The bill goes back to the Republican-led Congress, which does not have the votes to override the veto.
Obama's veto was expected, but it marks the first time Republicans have been able to get a bill that would repeal his signature health care law to the White House, after more than 60 votes to roll back all or part of the law.
In his veto message, Obama stressed the number of times congressional Republicans have tried to "repeal or undermine the Affordable Care Act."
"Rather than re-fighting old political battles by once again voting to repeal basic protections that provide security for the middle class, members of Congress should be working together to grow the economy, strengthen middle-class families, and create new jobs," Obama wrote.
"Because of the harm this bill would cause to the health and financial security of millions of Americans, it has earned my veto," he added.
The measure would also have barred federal money for Planned Parenthood, something conservatives in Congress vowed to do after a series of videos released by an anti-abortion group last year triggered a controversy about the sale of fetal tissue. Planned Parenthood maintains the footage was edited and denied any improper activity.

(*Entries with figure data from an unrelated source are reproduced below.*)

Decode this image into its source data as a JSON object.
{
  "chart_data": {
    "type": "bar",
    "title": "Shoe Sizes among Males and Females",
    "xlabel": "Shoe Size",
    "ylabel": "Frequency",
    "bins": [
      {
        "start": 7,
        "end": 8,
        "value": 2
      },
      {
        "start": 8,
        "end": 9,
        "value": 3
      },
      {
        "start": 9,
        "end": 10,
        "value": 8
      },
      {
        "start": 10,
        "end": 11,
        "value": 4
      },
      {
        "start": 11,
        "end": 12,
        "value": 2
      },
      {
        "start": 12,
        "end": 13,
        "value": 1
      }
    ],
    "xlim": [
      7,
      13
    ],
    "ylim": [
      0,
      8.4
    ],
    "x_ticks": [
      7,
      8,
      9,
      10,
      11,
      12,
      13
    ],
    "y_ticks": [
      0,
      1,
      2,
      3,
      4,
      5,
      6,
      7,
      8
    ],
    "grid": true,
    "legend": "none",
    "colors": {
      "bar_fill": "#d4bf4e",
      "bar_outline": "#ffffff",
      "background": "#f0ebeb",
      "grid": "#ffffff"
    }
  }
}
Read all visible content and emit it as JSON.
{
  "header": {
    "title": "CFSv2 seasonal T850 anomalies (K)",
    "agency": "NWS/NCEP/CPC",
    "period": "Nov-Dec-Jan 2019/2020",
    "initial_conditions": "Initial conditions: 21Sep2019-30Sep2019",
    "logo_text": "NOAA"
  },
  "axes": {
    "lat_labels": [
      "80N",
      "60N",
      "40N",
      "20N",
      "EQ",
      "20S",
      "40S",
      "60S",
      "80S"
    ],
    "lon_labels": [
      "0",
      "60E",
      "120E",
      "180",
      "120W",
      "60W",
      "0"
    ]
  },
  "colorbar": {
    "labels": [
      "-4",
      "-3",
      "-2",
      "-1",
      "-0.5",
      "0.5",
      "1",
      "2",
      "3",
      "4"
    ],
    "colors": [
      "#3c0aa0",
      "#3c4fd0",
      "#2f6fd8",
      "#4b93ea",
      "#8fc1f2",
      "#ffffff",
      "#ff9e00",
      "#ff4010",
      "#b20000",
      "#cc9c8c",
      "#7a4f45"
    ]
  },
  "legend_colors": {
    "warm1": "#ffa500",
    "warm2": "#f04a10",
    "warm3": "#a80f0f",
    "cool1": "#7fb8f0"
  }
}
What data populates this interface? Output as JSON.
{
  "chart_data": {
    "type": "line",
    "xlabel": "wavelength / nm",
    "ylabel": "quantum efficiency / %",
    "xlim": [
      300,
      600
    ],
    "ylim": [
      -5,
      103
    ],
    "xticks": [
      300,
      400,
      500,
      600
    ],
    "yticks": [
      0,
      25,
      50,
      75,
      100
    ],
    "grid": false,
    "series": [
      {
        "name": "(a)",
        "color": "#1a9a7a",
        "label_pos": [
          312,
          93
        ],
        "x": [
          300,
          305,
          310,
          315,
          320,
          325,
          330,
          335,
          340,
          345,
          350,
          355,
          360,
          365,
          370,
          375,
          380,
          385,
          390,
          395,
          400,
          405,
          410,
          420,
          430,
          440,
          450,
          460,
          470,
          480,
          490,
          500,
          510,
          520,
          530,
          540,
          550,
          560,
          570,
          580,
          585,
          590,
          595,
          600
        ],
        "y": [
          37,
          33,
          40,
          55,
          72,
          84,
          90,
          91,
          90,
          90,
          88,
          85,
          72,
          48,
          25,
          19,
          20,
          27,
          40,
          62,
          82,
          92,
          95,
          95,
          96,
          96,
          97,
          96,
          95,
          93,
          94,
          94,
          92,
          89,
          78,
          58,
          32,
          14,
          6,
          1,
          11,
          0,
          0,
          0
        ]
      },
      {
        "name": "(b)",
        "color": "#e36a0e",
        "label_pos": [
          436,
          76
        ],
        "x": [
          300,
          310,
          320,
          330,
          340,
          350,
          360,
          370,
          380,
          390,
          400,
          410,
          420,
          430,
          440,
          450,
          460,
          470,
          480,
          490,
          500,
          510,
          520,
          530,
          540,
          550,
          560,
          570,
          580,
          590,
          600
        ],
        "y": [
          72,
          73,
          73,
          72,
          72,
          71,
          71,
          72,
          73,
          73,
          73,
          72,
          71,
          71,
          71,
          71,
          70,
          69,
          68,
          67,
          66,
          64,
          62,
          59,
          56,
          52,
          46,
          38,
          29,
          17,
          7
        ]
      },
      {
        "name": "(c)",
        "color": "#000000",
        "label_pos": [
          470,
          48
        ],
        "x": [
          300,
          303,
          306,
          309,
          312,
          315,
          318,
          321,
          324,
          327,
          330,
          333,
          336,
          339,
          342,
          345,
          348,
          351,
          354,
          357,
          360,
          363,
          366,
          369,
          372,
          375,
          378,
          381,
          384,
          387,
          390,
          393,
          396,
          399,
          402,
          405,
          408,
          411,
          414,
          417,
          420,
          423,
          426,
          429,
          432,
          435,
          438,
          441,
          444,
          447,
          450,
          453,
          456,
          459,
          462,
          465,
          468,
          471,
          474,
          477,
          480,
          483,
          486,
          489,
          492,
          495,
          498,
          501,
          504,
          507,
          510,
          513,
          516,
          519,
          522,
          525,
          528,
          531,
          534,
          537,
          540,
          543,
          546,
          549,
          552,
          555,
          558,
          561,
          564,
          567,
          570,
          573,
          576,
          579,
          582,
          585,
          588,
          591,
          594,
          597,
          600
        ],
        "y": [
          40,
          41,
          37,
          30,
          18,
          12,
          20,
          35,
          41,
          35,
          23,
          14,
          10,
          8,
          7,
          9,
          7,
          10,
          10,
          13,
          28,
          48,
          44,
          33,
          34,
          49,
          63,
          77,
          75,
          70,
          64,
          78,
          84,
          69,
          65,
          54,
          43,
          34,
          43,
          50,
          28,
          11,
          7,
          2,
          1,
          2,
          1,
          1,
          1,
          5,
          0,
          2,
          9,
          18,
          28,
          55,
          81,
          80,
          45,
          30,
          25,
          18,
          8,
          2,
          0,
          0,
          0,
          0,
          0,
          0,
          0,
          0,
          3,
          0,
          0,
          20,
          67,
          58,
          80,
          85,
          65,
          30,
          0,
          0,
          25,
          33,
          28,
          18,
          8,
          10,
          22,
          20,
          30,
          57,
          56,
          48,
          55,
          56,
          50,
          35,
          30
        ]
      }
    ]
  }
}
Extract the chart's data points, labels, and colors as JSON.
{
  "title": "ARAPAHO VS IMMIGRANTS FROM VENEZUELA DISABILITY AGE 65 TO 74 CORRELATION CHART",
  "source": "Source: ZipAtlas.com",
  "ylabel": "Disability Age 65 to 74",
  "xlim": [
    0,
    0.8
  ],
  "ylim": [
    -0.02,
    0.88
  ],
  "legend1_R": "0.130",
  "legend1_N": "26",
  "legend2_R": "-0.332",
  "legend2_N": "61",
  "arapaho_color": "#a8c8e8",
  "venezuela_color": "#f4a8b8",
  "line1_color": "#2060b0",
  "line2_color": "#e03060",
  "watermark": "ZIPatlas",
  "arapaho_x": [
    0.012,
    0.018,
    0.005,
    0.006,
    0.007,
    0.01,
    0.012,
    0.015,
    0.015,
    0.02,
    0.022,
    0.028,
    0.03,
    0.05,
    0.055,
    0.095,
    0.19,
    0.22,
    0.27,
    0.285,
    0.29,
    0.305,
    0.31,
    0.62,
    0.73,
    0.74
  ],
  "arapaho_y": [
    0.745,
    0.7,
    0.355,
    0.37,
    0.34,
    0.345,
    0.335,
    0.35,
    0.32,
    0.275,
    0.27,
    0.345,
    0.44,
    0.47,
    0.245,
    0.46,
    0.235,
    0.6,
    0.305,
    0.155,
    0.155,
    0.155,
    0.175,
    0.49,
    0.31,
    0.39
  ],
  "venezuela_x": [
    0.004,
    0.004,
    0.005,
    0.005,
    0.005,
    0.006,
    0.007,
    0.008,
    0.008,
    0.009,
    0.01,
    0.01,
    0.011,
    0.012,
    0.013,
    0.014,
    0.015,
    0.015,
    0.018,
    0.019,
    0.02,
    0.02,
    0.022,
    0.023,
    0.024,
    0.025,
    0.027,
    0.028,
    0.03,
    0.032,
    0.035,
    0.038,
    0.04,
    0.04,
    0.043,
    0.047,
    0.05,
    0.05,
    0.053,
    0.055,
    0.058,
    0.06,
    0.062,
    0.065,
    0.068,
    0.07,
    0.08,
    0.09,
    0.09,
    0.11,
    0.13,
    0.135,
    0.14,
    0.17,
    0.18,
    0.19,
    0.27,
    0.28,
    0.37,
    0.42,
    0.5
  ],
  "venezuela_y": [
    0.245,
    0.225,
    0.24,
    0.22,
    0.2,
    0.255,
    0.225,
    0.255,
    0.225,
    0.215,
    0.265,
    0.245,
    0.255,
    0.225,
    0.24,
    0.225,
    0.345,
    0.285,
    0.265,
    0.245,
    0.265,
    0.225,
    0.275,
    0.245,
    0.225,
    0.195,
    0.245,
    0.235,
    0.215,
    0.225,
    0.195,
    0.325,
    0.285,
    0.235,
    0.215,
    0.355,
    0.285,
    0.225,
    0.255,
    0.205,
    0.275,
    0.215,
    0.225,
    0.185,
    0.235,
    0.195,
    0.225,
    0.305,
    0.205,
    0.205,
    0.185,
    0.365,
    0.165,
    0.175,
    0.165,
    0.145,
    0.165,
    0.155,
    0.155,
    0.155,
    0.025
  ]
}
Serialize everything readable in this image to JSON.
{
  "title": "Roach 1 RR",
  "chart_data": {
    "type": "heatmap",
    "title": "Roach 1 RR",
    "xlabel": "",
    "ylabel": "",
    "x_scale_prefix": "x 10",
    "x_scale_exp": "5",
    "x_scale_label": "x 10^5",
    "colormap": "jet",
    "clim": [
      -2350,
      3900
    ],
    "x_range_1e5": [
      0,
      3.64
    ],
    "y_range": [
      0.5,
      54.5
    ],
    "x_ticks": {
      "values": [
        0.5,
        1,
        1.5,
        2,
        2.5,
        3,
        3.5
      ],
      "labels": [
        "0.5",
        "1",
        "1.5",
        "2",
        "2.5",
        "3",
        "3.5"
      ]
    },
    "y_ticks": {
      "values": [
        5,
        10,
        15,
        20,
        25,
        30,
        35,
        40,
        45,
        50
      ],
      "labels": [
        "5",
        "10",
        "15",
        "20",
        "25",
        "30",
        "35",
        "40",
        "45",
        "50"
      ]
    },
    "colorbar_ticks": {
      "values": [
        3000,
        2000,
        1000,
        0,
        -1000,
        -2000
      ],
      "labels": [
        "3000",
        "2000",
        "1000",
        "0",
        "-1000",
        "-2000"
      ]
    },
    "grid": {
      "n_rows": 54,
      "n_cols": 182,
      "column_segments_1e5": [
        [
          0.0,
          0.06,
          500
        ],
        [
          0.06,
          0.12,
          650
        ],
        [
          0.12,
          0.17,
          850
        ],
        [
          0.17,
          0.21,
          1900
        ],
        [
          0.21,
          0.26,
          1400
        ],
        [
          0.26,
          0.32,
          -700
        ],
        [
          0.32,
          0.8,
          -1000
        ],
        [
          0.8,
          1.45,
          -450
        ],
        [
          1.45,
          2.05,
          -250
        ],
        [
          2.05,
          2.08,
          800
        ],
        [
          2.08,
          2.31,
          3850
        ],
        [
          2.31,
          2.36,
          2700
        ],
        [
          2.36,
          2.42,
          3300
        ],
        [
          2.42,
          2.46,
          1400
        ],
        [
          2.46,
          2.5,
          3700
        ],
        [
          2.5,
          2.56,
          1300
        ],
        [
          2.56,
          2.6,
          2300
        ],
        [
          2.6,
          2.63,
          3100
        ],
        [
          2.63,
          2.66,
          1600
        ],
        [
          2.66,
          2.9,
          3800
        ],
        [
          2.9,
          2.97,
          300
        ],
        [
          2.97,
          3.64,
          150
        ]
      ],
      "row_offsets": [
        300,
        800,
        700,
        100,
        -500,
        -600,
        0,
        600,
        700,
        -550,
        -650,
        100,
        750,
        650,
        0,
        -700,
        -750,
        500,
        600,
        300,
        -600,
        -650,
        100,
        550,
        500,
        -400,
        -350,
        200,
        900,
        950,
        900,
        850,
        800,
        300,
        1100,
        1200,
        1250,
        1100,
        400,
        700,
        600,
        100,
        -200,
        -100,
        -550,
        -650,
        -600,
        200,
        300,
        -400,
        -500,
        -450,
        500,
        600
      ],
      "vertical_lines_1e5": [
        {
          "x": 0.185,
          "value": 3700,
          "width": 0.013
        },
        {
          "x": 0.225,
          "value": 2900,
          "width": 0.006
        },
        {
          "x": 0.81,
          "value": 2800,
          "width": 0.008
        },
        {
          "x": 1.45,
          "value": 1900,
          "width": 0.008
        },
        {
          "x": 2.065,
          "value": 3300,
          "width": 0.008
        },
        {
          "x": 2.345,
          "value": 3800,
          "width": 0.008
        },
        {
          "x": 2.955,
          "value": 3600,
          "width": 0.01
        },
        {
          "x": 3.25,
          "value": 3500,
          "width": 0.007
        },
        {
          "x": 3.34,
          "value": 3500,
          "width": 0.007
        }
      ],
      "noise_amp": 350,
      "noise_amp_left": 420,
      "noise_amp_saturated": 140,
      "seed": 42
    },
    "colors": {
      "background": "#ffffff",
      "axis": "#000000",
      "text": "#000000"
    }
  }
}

House Speaker Paul Ryan pledged to hold an override vote.
"It's no surprise that someone named Obama vetoed a bill repealing Obamacare," Ryan said in a statement.
"But here's the thing. The idea that Obamacare is the law of the land for good is a myth. This law will collapse under its own weight, or it will be repealed. Because all those rules and procedures Senate Democrats have used to block us from doing this? That's all history," he added. "We have now shown that there is a clear path to repealing Obamacare without 60 votes in the Senate. So, next year, if we're sending this bill to a Republican president, it will get signed into law."